Già alle prime ore del giorno una folla immensa invase il piazzale antistante la basilica, all’interno della quale furono esposte le undici salme di caduti della Grande guerra non identificati. Al termine della commossa cerimonia funebre di suffragio, dopo che l’officiante si era occupato di benedire le bare con l’acqua del Timavo, quattro decorati di Medaglia d’oro si avvicinarono a Maria Bergamas e la accompagnarono ai feretri. Sola, di fronte alle casse di legno, girò lo sguardo alle altre mamme. Giunse alla penultima bara. Emise un grido che squarciò il silenzio del tempio, invocando il nome del figlio. Poi si inginocchiò, abbracciando il feretro. Sul sagrato del tempio, la banda della brigata Sassari intonò per la prima volta l’inno che sarebbe divenuto il simbolo di tutte le cerimonie dedicate ai caduti: ‘La leggenda del Piave', scritta nel 1918 da Giovanni Gaeta, noto con lo pseudonimo di E. A. Mario, grande paroliere e compositore, che si ispirò per la sua canzone alle missive provenienti dal fronte che leggeva, da impiegato postale, in quegli anni. Il brano, composto nel 1918, era entrato nelle trincee dei soldati e aveva contribuito a ridare morale alle truppe, tant'è che il generale Armando Diaz inviò un telegramma all'autore nel quale sosteneva: "La vostra leggenda del Piave al fronte è più di un generale!”
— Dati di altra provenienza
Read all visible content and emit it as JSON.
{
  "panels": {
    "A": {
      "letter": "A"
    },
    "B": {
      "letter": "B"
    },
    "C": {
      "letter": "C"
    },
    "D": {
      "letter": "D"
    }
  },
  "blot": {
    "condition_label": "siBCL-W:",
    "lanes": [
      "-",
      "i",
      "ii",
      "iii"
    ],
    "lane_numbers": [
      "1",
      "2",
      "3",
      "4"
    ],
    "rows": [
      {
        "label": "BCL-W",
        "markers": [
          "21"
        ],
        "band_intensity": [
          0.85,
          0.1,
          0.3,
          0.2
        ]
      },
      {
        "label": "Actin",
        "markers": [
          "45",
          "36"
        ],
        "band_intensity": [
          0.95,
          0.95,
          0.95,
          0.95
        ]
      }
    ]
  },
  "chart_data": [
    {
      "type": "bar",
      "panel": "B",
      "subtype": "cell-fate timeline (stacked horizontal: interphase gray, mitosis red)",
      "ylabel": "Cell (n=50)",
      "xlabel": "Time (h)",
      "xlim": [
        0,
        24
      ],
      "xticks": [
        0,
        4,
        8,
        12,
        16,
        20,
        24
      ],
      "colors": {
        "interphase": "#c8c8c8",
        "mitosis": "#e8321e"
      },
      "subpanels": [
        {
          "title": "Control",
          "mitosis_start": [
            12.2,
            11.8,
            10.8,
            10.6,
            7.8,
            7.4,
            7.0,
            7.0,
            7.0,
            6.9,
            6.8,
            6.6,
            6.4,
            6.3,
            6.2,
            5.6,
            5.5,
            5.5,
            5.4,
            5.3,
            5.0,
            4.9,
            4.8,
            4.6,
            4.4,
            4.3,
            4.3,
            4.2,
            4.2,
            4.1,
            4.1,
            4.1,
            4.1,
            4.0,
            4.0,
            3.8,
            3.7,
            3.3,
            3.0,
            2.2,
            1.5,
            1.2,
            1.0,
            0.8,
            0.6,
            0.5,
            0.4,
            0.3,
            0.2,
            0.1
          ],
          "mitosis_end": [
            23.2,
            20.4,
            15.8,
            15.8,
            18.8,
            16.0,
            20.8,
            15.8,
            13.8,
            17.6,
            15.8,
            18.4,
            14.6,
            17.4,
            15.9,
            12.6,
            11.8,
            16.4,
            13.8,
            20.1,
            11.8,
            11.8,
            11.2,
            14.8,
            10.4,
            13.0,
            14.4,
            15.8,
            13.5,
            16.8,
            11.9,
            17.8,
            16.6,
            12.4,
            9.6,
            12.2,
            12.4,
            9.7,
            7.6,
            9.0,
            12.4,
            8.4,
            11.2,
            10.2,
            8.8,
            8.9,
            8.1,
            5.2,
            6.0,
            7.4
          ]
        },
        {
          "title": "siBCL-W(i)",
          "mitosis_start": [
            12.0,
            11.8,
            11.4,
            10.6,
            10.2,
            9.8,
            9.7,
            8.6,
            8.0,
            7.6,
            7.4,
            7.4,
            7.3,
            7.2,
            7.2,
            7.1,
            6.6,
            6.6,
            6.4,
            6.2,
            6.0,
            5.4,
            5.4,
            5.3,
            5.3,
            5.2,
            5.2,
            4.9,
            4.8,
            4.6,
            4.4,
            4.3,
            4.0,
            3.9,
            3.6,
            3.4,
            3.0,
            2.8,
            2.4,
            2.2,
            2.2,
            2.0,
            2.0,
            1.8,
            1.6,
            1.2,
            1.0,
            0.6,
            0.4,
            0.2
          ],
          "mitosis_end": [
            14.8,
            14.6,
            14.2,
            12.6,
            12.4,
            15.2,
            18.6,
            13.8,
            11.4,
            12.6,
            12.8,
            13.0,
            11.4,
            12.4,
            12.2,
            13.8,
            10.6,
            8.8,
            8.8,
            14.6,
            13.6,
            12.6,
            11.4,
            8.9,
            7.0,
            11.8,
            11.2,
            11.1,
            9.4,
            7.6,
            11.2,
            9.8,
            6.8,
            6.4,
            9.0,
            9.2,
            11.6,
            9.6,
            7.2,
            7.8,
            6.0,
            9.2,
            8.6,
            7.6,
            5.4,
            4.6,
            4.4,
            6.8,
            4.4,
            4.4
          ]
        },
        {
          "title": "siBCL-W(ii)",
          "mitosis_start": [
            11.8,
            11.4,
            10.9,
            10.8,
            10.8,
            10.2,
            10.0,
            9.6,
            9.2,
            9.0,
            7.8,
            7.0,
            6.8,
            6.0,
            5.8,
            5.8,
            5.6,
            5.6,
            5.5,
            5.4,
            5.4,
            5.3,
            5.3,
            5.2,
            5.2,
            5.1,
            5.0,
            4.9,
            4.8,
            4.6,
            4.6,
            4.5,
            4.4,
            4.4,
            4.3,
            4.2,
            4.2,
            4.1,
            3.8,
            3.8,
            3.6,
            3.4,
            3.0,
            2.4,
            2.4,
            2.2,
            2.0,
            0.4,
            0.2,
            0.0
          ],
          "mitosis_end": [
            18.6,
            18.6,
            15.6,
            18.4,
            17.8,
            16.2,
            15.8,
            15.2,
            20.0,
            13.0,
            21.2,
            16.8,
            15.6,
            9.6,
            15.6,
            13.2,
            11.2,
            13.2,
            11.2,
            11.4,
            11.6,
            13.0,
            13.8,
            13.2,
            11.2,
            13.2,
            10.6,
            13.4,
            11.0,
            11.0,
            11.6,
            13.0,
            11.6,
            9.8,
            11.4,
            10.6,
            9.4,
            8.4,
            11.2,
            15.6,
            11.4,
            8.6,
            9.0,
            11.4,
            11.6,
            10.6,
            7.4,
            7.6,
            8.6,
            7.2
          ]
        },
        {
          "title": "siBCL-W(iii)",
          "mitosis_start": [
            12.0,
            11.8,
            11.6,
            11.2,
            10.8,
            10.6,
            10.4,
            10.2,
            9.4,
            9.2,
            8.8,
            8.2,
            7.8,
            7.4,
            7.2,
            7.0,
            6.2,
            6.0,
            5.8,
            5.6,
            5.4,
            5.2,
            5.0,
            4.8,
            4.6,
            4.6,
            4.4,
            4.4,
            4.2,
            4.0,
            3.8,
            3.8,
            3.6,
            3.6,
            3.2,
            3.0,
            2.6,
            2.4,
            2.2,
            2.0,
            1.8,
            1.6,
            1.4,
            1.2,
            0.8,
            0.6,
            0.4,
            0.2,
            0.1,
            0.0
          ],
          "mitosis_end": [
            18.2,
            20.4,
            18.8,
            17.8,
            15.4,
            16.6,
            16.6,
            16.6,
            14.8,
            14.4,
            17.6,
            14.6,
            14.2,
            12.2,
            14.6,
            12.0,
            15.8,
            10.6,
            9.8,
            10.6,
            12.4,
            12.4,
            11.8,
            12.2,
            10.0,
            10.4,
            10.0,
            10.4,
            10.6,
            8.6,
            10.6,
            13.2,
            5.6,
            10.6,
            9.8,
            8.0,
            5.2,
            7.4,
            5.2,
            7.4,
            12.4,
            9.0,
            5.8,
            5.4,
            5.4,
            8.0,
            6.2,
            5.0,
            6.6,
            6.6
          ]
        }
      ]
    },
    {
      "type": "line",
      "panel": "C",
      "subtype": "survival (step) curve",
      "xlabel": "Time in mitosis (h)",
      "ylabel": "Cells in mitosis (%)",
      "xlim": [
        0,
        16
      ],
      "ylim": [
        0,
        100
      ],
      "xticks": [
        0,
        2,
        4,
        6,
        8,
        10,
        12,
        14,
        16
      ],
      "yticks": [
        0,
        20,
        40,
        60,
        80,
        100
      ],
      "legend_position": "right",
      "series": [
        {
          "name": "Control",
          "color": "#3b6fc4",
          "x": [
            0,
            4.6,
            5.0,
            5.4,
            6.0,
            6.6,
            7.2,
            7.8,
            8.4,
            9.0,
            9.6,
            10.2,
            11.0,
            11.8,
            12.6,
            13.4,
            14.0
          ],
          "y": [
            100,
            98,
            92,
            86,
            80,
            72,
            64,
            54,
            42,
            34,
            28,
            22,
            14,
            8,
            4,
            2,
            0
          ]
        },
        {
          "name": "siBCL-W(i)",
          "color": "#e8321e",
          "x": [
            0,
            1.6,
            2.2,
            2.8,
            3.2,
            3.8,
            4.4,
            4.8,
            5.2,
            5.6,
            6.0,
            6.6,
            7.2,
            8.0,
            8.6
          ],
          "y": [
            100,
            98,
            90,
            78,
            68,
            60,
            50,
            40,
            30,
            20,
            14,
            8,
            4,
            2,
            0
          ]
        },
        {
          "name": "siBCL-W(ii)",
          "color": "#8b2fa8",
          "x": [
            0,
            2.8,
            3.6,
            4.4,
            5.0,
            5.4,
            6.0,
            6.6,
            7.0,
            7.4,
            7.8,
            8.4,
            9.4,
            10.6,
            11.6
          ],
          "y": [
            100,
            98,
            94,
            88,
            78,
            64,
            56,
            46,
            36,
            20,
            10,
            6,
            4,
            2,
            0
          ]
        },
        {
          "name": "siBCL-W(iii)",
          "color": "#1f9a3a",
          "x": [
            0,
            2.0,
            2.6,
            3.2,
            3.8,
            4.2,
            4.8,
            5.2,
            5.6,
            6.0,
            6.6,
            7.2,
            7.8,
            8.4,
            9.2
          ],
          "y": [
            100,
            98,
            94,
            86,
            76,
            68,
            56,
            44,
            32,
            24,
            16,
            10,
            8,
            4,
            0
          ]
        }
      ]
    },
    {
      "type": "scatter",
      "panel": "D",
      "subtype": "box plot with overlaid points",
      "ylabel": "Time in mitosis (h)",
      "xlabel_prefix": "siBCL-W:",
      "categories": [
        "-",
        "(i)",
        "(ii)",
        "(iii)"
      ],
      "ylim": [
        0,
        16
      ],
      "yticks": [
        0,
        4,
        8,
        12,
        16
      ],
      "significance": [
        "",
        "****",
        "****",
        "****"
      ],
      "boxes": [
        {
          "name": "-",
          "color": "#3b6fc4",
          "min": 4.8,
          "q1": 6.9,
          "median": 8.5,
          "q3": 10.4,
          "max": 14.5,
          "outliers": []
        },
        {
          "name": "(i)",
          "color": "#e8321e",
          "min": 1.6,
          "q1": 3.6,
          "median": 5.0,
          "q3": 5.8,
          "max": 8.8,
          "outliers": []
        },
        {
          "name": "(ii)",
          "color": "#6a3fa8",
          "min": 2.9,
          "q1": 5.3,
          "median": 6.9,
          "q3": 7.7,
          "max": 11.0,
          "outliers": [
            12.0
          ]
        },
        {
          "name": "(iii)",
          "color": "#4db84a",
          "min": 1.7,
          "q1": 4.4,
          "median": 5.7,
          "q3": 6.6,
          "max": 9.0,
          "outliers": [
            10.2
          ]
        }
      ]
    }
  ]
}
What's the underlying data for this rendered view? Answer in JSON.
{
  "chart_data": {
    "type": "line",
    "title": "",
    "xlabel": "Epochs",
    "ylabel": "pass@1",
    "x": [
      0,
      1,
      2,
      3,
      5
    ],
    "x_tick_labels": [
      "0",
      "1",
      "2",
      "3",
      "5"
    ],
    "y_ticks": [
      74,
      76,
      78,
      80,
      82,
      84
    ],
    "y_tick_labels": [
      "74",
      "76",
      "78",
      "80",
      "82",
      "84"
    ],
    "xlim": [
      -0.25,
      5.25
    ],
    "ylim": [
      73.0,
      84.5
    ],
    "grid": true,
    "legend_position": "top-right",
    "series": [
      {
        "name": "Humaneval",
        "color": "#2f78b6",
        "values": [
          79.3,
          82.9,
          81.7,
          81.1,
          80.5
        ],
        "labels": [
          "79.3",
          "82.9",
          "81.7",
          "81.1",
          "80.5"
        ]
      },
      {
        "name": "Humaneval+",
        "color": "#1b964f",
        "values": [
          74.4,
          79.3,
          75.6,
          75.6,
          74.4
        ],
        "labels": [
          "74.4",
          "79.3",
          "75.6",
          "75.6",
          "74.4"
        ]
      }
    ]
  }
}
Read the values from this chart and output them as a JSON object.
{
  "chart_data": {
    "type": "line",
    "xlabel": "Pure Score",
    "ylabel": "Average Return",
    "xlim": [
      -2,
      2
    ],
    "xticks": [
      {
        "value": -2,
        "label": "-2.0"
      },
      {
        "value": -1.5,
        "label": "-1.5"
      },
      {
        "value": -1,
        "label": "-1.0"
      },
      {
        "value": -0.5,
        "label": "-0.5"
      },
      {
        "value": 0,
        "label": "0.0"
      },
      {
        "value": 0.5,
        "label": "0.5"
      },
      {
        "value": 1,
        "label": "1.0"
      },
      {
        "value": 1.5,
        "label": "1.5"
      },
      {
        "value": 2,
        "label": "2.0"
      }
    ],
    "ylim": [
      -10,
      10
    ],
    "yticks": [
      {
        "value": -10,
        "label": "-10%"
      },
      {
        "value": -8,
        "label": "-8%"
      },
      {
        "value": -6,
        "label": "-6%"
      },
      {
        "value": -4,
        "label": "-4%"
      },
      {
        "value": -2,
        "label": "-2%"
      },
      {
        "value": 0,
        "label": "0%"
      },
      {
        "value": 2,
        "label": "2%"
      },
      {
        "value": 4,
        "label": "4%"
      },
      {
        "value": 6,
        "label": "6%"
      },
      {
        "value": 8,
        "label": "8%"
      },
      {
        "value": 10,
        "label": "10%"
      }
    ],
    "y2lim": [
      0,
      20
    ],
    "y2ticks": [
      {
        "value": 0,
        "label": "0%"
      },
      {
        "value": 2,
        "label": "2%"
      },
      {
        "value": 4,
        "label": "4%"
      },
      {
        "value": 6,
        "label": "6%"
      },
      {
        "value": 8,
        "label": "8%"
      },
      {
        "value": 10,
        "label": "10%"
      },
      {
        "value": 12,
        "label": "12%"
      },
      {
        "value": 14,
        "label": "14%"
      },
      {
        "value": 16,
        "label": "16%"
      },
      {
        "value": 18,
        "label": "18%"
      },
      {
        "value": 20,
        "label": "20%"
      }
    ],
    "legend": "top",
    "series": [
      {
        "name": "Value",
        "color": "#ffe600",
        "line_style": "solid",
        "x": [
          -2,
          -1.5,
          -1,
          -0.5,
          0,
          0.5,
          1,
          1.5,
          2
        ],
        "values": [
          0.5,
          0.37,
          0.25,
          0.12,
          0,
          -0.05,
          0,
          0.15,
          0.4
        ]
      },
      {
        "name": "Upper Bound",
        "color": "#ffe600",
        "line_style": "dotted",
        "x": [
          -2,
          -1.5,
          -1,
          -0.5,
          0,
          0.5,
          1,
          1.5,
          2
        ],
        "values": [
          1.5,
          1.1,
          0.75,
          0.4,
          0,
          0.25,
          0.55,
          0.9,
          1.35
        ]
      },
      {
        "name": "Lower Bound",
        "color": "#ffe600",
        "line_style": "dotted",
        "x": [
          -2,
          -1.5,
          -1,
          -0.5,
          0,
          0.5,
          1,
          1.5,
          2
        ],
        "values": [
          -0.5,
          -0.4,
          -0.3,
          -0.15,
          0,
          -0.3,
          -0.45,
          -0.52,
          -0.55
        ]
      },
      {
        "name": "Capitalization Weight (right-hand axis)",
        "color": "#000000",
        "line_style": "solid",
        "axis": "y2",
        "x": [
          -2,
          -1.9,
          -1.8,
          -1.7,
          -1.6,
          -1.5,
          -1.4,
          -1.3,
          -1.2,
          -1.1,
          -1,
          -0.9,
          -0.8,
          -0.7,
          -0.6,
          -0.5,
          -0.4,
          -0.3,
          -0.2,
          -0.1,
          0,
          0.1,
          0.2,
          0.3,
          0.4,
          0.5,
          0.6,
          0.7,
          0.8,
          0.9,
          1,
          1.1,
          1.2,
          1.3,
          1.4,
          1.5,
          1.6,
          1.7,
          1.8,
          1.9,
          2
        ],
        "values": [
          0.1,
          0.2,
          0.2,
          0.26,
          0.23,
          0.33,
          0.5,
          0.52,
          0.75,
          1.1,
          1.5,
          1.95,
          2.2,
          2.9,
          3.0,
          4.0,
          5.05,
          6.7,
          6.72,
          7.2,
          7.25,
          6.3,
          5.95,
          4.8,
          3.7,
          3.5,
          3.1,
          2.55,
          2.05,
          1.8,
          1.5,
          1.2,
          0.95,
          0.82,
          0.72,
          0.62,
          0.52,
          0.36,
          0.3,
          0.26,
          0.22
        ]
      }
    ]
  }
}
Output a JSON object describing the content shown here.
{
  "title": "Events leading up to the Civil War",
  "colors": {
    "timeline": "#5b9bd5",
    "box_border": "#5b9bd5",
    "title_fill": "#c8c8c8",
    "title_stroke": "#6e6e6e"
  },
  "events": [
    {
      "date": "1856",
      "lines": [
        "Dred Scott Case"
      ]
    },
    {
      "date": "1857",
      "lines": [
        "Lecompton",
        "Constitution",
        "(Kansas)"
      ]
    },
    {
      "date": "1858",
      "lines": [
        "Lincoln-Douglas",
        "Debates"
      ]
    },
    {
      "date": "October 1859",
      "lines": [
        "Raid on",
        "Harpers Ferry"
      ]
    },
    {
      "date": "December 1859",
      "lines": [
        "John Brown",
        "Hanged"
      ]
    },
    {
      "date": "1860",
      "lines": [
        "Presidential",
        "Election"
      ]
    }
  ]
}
La salma prescelta da Maria Bergamas venne sollevata da quattro decorati e la cassa venne posta all’interno di un altro contenitore in legno massiccio. Sul coperchio fu posta la medaglia commemorativa fatta coniare dai comuni di Udine, Gorizia e Aquileia e una alabarda in argento, dono della città di Trieste.

Il 28 ottobre 1921 il sarcofago venne posto su un fusto di cannone trainato da sei cavalli bianchi bardati a lutto. Il feretro fu immesso nel convoglio speciale, che partì in un lungo viaggio per Roma. Lungo tutto il percorso il popolo lo attese, di stazione in stazione, lungo i binari, durante il tragitto. Un rito collettivo, per qualcuno la più grande manifestazione patriottica della storia italiana. Il treno si fermò in 120 volte, in città e paesi. Arrivò dopo quattro giorni nella capitale adornato da oltre 1.500 corone a bordo e un mare di fiori.

La sepoltura presso il Vittoriano, da quel momento, assunse un preciso significato e cambiò anche il destino del monumento. Per disposizione del governo in tutti i comuni del Regno alla stessa ora venne sospeso qualsiasi lavoro. Un lungo corteo attraversò il cuore della Capitale. Al seguito carabinieri a cavallo, l’esercito e marina, ascari eritrei e libici del Corpo delle truppe coloniali, Guardie di finanza e agenti di Pubblica sicurezza, 753 tra bandiere e labari di unità militari e gonfaloni dei comuni decorati al valor militare, infine un blocco di 1800 bandiere delle associazioni combattentistiche. La folla, da piazza Esedra, si snodò lungo via Nazionale per giungere nella piazza Venezia. Due decorati, precedendo la bara, apposero la corona d’alloro fatta allestire dal Re. Altri otto portarono a spalla il feretro. Sotto la statua della Dea Roma, le regine e le principesse si misero in ginocchio. Il sarcofago venne inserito dietro la pietra tombale.

Fu così che l’Italia trovò, nei poveri resti di un ragazzo, simbolo di un’intera generazione, la traccia perenne di un sacrificio. In una nazione per una volta unita, nel ricordo, mentre i conflitti sociali erano già drammaticamente in corso e scriveranno altre pagine di storia subito appresso. Appena un anno dopo, infatti, Benito Mussolini sarà nominato Capo del Governo dopo la Marcia su Roma.